Waggoner was introduced by NUTC director Hani Mahmassani, William A. Patterson Distinguished Chair in Transportation and professor of civil and environmental engineering. Introductory remarks were also delivered by Jeff Silver, the founder of Mastery Logistics Systems and chairman of the NUTC’s Business Advisory Council.

Since joining Echo in 2006, Waggoner has contributed to making the firm a leading provider of technology-enabled transportation management by using new methods to stay ahead of the curve. Today, that means getting familiar with artificial intelligence.

During his talk, Waggoner told stories about his use of ChatGPT and other large-language models. On one hand, the platform is still young and has biases and knowledge gaps that need to be ironed out. Waggoner noted, however, the opportunity companies have to license a large-language model and supplement it with their own proprietary data to train its employees, improve customer service, hone data entry, and optimize its processes.

To punctuate his point, Waggoner played a video of ChatGPT building computer code in the Ruby programming language using Echo data he uploaded. ChatGPT generated the code to easily sort and find shipping records, even providing a description of how the script works.

“In total, creating this application and successfully running it took about three minutes. It probably took another five minutes for me to write the prompt,” Waggoner said. “I could’ve written this program myself, but it would’ve taken a lot more time than eight minutes, especially because I would most likely have to debug the code.”

The video then showed Waggoner prompting ChatGPT to repeat the process and build computer code again, but in the Python language.

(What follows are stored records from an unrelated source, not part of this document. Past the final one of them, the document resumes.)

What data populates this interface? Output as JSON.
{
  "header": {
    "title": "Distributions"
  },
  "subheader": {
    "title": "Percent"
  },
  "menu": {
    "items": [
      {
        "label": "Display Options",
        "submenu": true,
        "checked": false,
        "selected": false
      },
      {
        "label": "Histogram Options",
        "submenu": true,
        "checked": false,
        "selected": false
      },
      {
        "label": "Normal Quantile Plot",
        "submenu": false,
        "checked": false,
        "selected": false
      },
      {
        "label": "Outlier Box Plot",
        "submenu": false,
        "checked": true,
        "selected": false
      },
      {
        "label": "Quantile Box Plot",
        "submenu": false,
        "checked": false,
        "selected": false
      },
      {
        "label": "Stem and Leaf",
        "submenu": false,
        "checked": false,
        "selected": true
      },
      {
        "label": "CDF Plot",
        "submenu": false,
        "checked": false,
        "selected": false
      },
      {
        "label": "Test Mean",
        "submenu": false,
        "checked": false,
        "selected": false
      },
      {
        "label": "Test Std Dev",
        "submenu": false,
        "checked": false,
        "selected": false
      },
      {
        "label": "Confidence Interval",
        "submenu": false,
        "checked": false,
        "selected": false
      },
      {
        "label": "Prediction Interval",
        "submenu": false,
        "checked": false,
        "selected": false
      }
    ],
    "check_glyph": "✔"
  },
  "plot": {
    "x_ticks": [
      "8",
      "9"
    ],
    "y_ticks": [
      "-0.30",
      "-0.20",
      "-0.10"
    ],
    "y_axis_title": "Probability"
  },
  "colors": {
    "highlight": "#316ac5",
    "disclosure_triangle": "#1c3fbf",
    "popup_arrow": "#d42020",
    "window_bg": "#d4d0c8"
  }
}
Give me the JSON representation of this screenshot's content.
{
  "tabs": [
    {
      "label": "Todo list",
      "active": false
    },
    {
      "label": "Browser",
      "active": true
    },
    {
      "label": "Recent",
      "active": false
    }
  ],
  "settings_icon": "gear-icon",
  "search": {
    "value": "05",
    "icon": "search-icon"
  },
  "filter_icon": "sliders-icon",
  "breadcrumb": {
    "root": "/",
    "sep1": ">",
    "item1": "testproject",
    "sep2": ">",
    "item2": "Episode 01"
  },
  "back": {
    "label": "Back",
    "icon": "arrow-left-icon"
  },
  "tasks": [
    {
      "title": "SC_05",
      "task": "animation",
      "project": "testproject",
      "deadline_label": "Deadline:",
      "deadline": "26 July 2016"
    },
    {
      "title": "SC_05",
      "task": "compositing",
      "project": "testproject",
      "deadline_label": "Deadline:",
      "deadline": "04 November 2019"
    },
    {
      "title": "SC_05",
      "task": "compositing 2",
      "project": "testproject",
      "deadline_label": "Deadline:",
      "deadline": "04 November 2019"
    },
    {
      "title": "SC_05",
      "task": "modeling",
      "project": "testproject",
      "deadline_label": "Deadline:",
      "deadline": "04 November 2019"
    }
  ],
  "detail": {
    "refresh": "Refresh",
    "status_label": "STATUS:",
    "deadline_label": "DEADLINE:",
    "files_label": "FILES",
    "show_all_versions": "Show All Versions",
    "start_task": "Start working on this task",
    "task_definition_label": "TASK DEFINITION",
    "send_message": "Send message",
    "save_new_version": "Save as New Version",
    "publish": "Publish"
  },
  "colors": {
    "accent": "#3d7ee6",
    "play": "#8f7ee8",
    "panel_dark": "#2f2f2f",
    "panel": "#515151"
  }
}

“We are in the early days of generative AI having the capabilities of writing computer code,” he said. “It’s quite effective and very productive. I can only imagine where this technology will lead us in the next few years.” 

Industry workshop examines post-pandemic deliveries

Earlier in the day at The Hive inside the Ford Engineering Design Center, the NUTC hosted the Spring 2023 Industry Workshop: Innovations in Last Mile Delivery. Co-chaired by Mahmassani and NUTC senior associate director Bret Johnson, the event explored how the COVID-19 pandemic brought ecommerce orders to new levels and inspired innovations to support more efficient parcel and white-glove deliveries, with online ordering and home delivery continuing its growth. 

Bret Johnson

Speakers at the event were Sandeep Dhaliwal, managing director, operation planning and engineering, FedEx Express; Cristina Hall, vice president of global customer success, Bringg; and Zach Noren, enterprise partner manager, restaurants, Uber Direct. All three addressed how their respective companies have adjusted to the post-pandemic reality where delivery has become a routine part of life.

Going forward, companies involved in last-mile delivery will have to tackle emerging technologies, including one Waggoner mentioned during his speech.

“Change management is going to be huge,” Hall said during a Q&A session moderated by Johnson. “I do think that AI, from a technology standpoint, is going to play a big role. I think we haven’t recognized exactly how yet.”